The pan-Arab London daily al-Hayat [Life] reports in Arabic that sources close to the two major Shiite coalitions have revealed that they will form a 10-person committee of “wise men” to choose the country’s prime minister.
The “wise men” will consist of or include prominent Shiite clerics chosen by Grand Ayatollah Ali Sistani, the spiritual leader of the Shiites, according to AP.
The move comes in the wake of the sudden announcement the night before last that the Iraqi National Alliance (Sadrists, Islamic Supreme Council of Iraq, some others) and the State of Law (Islamic Mission Party or Da’wa and some others) will form a broad coalition. The step gives them a combined tally of 159 of 325 seats in parliament, only 4 short of the 51% required to form a government on the second ballot and then to rule effectively. Likely they will nevertheless seek to form a government of national unity.
The secular Iraqiya list, for which most Sunni Arabs voted denounced the move as having been orchestrated by Iran and returning Iraq to the sway of sectarian religious parties. But Iraqiya failed to form a government in its own right in part because of frictions between Sunni Arabs in the North and Kurds in the East, over the division of spoils.
The Shiite religious parties denied that they had already fixed on former prime minister Ibrahim Jaafari, who was widely viewed as ineffectual in 2005-2006. Still, the announcement of the new coalition was made in Jaafari’s house in Baghdad, which is unlikely to be completely without significance.

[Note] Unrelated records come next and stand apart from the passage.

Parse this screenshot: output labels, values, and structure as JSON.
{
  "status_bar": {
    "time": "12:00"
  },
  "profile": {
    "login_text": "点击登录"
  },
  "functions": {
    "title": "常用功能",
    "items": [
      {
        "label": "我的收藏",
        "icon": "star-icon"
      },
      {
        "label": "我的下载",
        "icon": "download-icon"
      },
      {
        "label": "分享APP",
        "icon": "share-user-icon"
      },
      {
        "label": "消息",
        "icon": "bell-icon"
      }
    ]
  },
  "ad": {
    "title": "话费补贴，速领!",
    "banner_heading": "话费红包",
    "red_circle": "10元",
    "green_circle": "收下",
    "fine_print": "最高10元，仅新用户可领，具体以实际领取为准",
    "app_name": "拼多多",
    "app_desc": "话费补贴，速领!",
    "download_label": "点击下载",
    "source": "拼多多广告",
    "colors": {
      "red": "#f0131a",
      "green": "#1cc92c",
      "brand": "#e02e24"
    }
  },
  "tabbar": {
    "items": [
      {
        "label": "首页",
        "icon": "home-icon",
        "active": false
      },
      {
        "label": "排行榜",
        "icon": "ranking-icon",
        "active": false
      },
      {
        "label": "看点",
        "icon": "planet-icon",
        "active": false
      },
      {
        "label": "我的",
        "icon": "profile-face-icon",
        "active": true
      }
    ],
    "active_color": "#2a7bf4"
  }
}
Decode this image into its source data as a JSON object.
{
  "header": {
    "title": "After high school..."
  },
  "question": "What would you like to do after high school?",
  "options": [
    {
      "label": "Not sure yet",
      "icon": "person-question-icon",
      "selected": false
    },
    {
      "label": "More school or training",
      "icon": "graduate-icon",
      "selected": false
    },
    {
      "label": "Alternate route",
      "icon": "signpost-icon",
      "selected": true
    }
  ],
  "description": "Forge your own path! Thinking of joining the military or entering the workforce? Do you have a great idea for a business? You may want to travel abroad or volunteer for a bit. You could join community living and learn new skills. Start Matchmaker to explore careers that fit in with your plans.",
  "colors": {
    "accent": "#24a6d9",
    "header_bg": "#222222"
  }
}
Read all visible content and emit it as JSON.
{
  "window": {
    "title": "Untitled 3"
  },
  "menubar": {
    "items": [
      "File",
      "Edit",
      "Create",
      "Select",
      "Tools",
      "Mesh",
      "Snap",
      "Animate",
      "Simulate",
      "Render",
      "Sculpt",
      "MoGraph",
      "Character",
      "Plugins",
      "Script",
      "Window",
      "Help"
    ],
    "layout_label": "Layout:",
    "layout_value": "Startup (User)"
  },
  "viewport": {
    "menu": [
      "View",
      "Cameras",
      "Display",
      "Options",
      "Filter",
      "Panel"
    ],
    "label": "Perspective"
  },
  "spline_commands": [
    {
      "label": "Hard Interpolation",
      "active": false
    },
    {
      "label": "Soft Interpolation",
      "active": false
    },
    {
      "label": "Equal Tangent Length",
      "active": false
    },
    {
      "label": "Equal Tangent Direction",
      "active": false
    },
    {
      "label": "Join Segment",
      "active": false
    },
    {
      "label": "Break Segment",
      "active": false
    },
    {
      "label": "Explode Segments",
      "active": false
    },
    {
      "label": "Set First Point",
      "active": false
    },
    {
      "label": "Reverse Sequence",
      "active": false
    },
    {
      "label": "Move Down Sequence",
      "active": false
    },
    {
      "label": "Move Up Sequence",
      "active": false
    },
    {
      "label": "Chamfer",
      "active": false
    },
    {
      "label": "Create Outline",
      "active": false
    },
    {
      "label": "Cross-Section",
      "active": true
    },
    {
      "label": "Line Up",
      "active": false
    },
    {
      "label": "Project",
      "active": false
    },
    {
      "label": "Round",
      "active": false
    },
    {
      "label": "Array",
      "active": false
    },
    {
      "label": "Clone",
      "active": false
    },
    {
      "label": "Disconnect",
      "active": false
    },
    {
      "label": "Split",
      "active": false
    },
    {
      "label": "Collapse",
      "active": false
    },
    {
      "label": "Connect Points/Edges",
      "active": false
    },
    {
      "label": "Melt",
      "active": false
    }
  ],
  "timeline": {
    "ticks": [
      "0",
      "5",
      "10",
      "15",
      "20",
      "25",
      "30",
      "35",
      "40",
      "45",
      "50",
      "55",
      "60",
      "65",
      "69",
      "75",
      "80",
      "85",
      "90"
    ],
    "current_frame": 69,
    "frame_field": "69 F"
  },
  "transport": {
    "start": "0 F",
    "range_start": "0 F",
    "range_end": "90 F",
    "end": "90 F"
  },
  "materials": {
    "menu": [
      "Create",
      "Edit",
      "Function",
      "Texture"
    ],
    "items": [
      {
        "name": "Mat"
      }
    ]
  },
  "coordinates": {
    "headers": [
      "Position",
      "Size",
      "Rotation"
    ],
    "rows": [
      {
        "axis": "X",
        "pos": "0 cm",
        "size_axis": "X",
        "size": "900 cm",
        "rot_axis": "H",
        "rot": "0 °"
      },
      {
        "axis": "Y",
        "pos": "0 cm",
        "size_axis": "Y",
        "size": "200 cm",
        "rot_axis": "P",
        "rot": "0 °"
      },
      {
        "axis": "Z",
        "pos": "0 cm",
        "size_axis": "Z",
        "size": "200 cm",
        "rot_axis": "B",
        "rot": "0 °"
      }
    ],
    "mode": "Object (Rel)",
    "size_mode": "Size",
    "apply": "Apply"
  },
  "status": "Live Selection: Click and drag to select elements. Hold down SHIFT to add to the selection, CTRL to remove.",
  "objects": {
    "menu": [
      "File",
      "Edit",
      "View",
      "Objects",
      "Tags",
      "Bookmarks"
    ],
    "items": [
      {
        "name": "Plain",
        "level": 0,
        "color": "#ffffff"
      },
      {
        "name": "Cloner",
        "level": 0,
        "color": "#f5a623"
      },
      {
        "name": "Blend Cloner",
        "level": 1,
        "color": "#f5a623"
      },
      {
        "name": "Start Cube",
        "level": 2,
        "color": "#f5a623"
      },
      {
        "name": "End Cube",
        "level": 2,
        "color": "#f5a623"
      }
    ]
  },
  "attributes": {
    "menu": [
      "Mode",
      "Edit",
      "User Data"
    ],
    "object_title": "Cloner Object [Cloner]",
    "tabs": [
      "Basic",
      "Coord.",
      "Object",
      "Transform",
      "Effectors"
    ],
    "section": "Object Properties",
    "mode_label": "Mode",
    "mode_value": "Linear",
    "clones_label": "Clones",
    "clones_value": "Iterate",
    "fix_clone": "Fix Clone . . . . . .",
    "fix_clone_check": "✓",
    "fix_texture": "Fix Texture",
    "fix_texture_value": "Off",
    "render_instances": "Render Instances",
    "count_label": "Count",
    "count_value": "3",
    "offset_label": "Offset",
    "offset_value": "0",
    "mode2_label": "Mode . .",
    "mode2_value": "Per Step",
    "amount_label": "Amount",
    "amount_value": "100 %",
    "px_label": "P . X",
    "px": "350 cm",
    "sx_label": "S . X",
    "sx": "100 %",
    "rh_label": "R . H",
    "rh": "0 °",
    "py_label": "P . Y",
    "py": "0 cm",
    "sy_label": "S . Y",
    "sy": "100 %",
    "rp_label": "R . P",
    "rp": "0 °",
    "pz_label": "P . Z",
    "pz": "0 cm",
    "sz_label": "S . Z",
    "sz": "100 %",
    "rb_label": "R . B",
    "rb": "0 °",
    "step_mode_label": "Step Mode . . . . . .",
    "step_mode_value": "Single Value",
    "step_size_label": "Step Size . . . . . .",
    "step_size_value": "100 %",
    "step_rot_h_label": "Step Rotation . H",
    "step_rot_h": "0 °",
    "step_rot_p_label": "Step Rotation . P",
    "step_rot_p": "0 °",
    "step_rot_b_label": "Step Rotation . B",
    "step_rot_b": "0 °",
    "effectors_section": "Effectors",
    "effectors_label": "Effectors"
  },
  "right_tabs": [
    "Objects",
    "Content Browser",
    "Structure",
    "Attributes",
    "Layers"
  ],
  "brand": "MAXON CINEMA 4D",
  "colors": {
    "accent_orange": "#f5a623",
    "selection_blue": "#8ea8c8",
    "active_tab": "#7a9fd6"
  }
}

The clerical committee will choose among Ibrahim Jaafari, Adil Abdul Mahdi (current vice president and member of the Islamic Supreme Council of Iraq), Baqir Jabr and incumbent PM Nuri al-Maliki. Al-Maliki is fiercely disliked by the Sadr Movement, which controls some 40 seats in the new parliament, because he deployed the Iraqi military against their Mahdi Army militiamen in 2008. Some major clerics in the holy cities of Najaf and Karbala have also been extremely fierce critics of al-Maliki.
The Iraqi National Movement or Iraqiya, headed by former interim prime minister Iyad Allawi, denounced the Shiite super-coalition as a return to the bad old days of sectarian rule (i.e. 2005-2010) and said it was a move intended to exclude their party.
Still, the Islamic Supreme Council of Iraq, headed by Ammar al-Hakim, insisted that it would not serve in any government that excluded any major party.
The communique from the new partners said, “An agreement has been reached on the formation of the largest parliamentary bloc, via the alliance of these two [Shiite religious] coalitions. This is a basic step intended to create an opening toward other national forces.”